“It has something to do with your makeup,” said Dennis Eckersley, a Hall of Famer who ranks sixth all-time with 390 saves. “It’s not like guys don’t have the guts to pitch the ninth inning. There are so many guys that have great stuff, especially nowadays. But there is something about the ninth inning. There’s something about the finality of a game.”
This season, the Washington Nationals have seen both sides of what can happen to a closer in the face of that pressure. Tyler Clippard, thrust into the role unexpectedly, has mostly excelled, notching 20 saves in 22 tries as the team’s primary closer.
But before him another ninth-inning novice, Henry Rodriguez, a pitcher with all the talent needed to succeed, succumbed to the weight of the task. His struggles cost him the job he had inherited from injured closer Drew Storen.
Last season, Storen saved 43 games in only his second major league season. Neither he nor Clippard has the blistering stuff of Rodriguez. Yet, they succeed because of, among other things, a focused mental approach. They minimize the pressure of the ninth inning, simplify and slow their thoughts.

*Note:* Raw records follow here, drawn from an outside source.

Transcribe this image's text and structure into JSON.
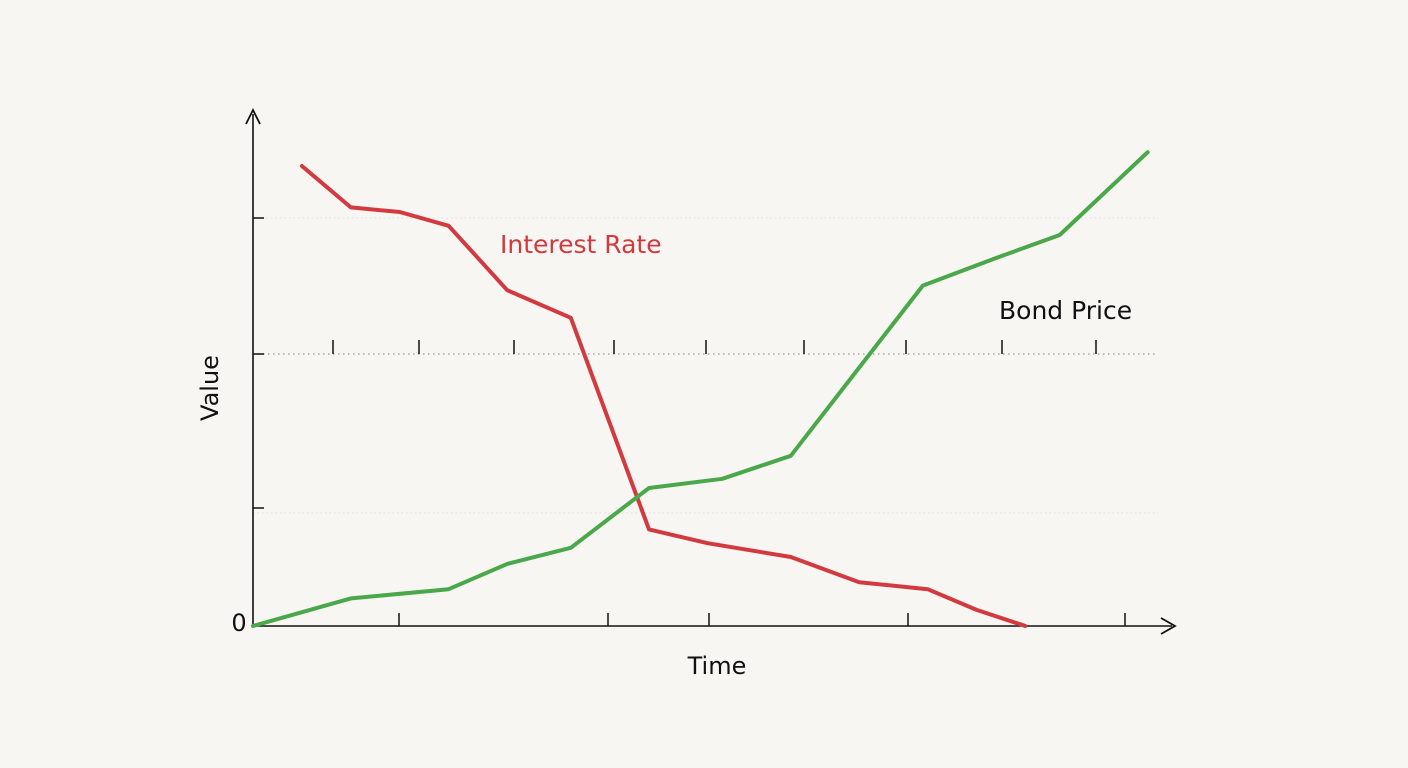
{
  "chart_data": {
    "type": "line",
    "title": "",
    "xlabel": "Time",
    "ylabel": "Value",
    "y_tick_labels": [
      "0"
    ],
    "xlim": [
      0,
      18
    ],
    "ylim": [
      0,
      10.5
    ],
    "grid": true,
    "legend": "inline-labels",
    "series": [
      {
        "name": "Interest Rate",
        "color": "#d23a3f",
        "x": [
          1,
          2,
          3,
          4,
          5.2,
          6.5,
          8.1,
          9.3,
          11,
          12.4,
          13.8,
          14.8,
          15.8
        ],
        "y": [
          10,
          9.1,
          9.0,
          8.7,
          7.3,
          6.7,
          2.1,
          1.8,
          1.5,
          0.95,
          0.8,
          0.35,
          0
        ]
      },
      {
        "name": "Bond Price",
        "color": "#4aa84a",
        "x": [
          0,
          2,
          4,
          5.2,
          6.5,
          8.1,
          9.6,
          11,
          13.7,
          15.2,
          16.5,
          18.3
        ],
        "y": [
          0,
          0.6,
          0.8,
          1.35,
          1.7,
          3.0,
          3.2,
          3.7,
          7.4,
          8.0,
          8.5,
          10.3
        ]
      }
    ]
  }
}
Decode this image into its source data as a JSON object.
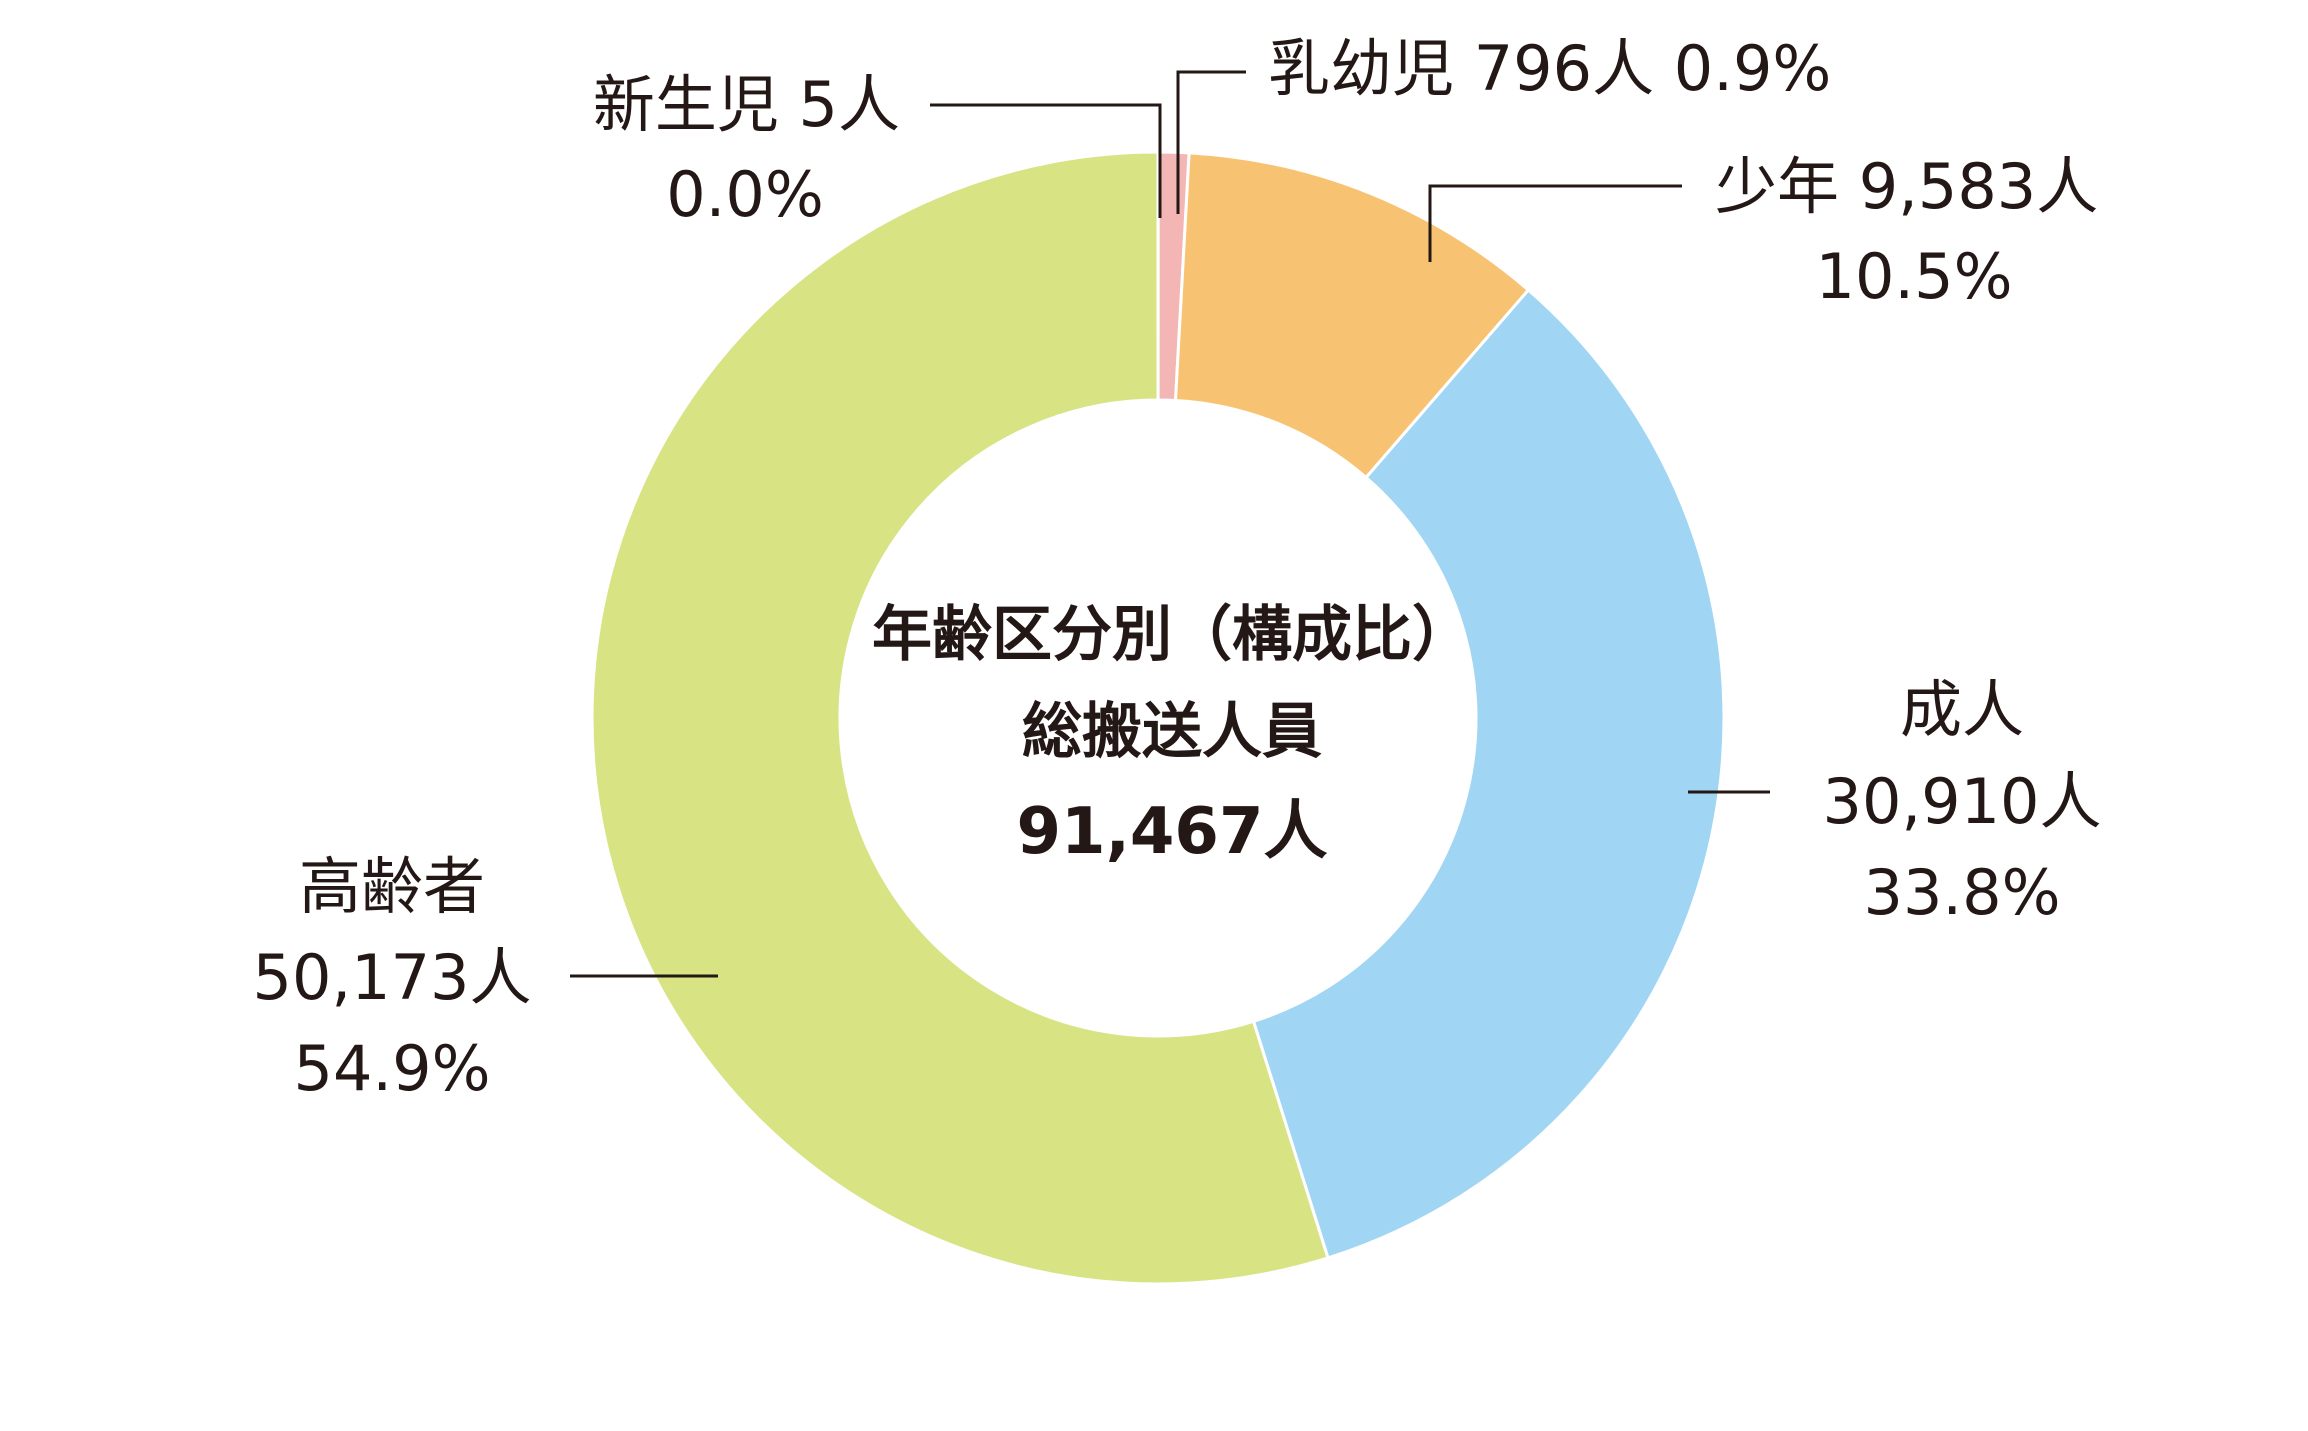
{
  "chart_data": {
    "type": "pie",
    "variant": "donut",
    "center_label": {
      "line1": "年齢区分別（構成比）",
      "line2": "総搬送人員",
      "line3": "91,467人"
    },
    "total": 91467,
    "slices": [
      {
        "key": "newborn",
        "category": "新生児",
        "count": 5,
        "count_label": "5人",
        "percent_label": "0.0%",
        "color": "#f4b5b5"
      },
      {
        "key": "infant",
        "category": "乳幼児",
        "count": 796,
        "count_label": "796人",
        "percent_label": "0.9%",
        "color": "#f4b5b5"
      },
      {
        "key": "youth",
        "category": "少年",
        "count": 9583,
        "count_label": "9,583人",
        "percent_label": "10.5%",
        "color": "#f7c373"
      },
      {
        "key": "adult",
        "category": "成人",
        "count": 30910,
        "count_label": "30,910人",
        "percent_label": "33.8%",
        "color": "#a0d6f3"
      },
      {
        "key": "elderly",
        "category": "高齢者",
        "count": 50173,
        "count_label": "50,173人",
        "percent_label": "54.9%",
        "color": "#d8e384"
      }
    ]
  }
}
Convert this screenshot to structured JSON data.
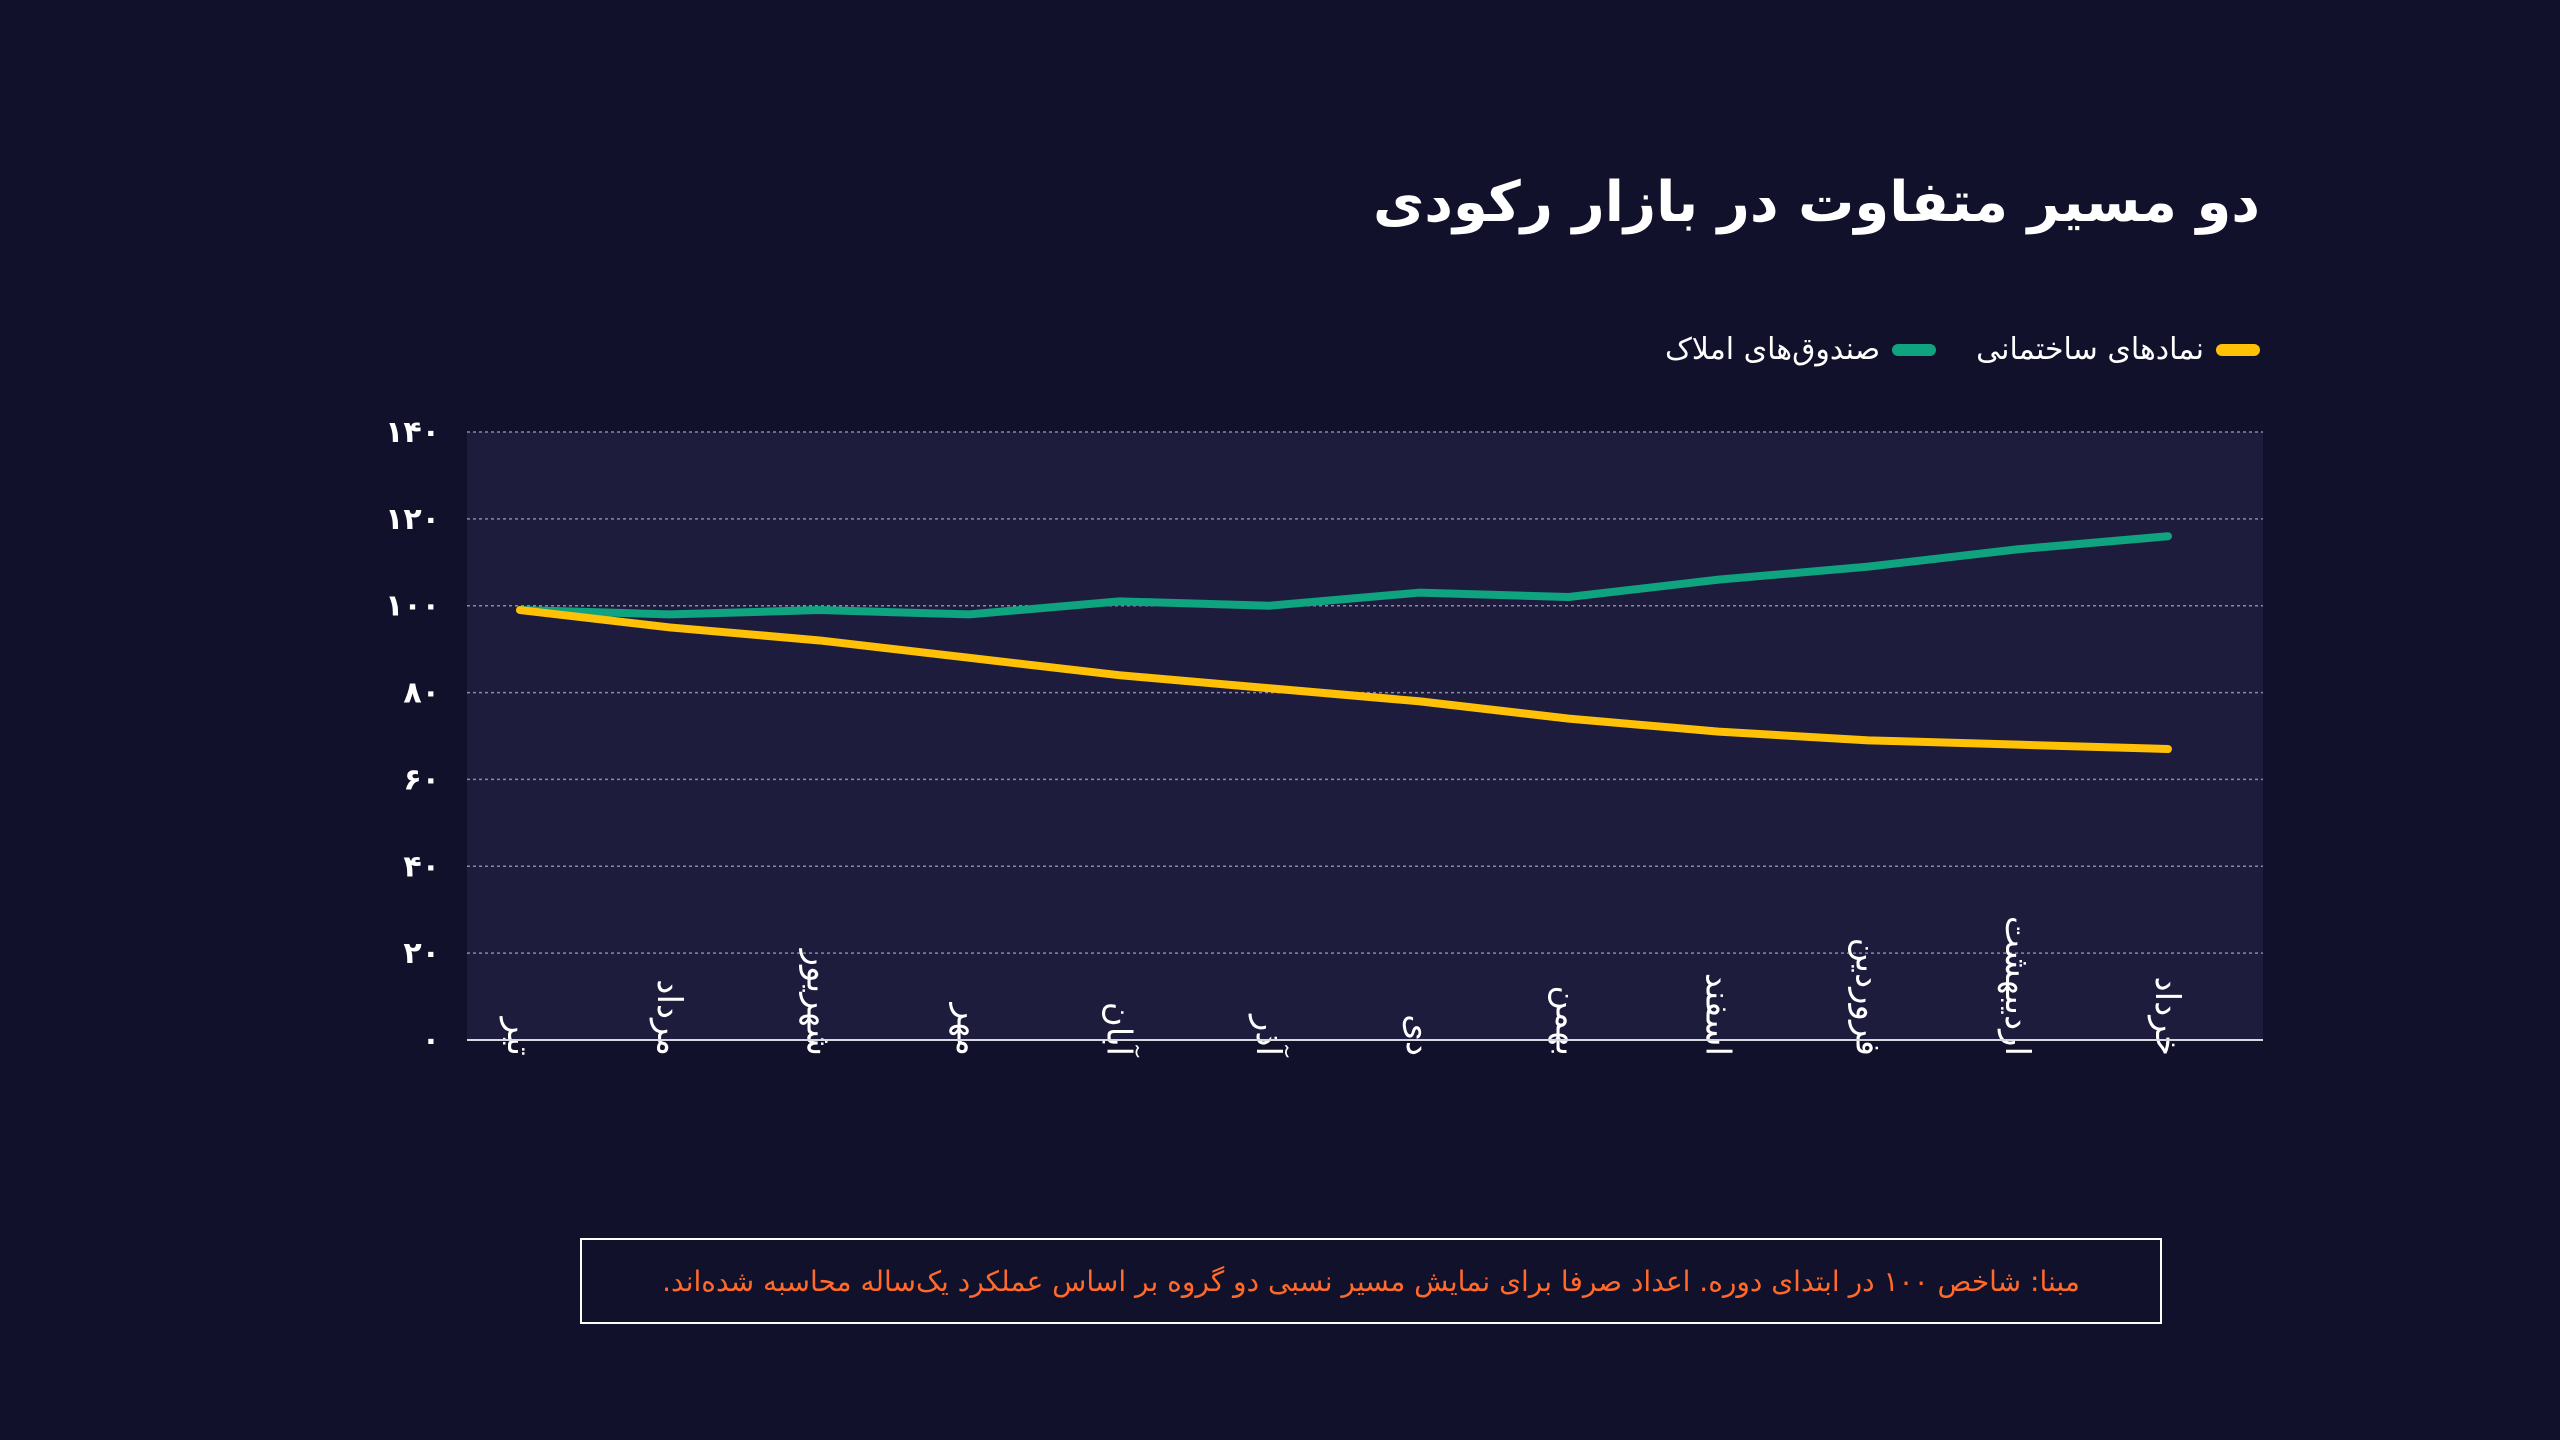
{
  "colors": {
    "background": "#12112b",
    "plot_area": "#1e1c3d",
    "grid": "#8a88a8",
    "axis": "#d8d8e0",
    "text": "#ffffff",
    "note_text": "#ff6a2b",
    "series_building": "#ffc107",
    "series_property_funds": "#0fa37f"
  },
  "title": "دو مسیر متفاوت در بازار رکودی",
  "note": "مبنا: شاخص ۱۰۰ در ابتدای دوره. اعداد صرفا برای نمایش مسیر نسبی دو گروه بر اساس عملکرد یک‌ساله محاسبه شده‌اند.",
  "chart_data": {
    "type": "line",
    "title": "دو مسیر متفاوت در بازار رکودی",
    "categories": [
      "تیر",
      "مرداد",
      "شهریور",
      "مهر",
      "آبان",
      "آذر",
      "دی",
      "بهمن",
      "اسفند",
      "فروردین",
      "اردیبهشت",
      "خرداد"
    ],
    "series": [
      {
        "name": "نمادهای ساختمانی",
        "color": "#ffc107",
        "values": [
          99,
          95,
          92,
          88,
          84,
          81,
          78,
          74,
          71,
          69,
          68,
          67
        ]
      },
      {
        "name": "صندوق‌های املاک",
        "color": "#0fa37f",
        "values": [
          99,
          98,
          99,
          98,
          101,
          100,
          103,
          102,
          106,
          109,
          113,
          116
        ]
      }
    ],
    "yticks": [
      "۰",
      "۲۰",
      "۴۰",
      "۶۰",
      "۸۰",
      "۱۰۰",
      "۱۲۰",
      "۱۴۰"
    ],
    "ylim": [
      0,
      140
    ],
    "grid": true,
    "legend_position": "top-right",
    "xlabel": "",
    "ylabel": ""
  }
}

In his first few saves this season, Clippard admitted feeling nervous when he heard the crowd rise to its feet, the heightened energy and louder cheers. He mostly throws a fastball at 92 to 94 mph that seems to rise but doesn’t, and a dangerous change-up. What worked for Clippard was approaching the ninth inning just as he has every other inning he has pitched for the Nationals. He said he has had an uncanny ability, since he was young, to focus and tune out. Friends will try to talk to him while he’s watching a television show at home, and he won’t hear it; it just doesn’t register.
“For whatever reason, I have a simplistic mind,” he said. “I am really just focused on one thing at a time. Anything else, I’m not capable of comprehending anything else. I’m just really focused on the pitch and one pitch at a time.”
That’s the frame of mind that Fran Pirozzolo, a sports psychologist who has worked with the New York Yankees, Houston Astros and individual players, said he has seen in some of the best closers. Injured Yankee closer Mariano Rivera, arguably the game’s greatest ever, has pinpoint accuracy with one predictable pitch, his cutter, but trusts the “automaticity” of what he does so much that he succeeds, Pirozzolo said.
Closers have little time to get into a groove like starting pitchers, he said. They have to stick with a few things that work. “Pitching is just a huge memory test,” he said.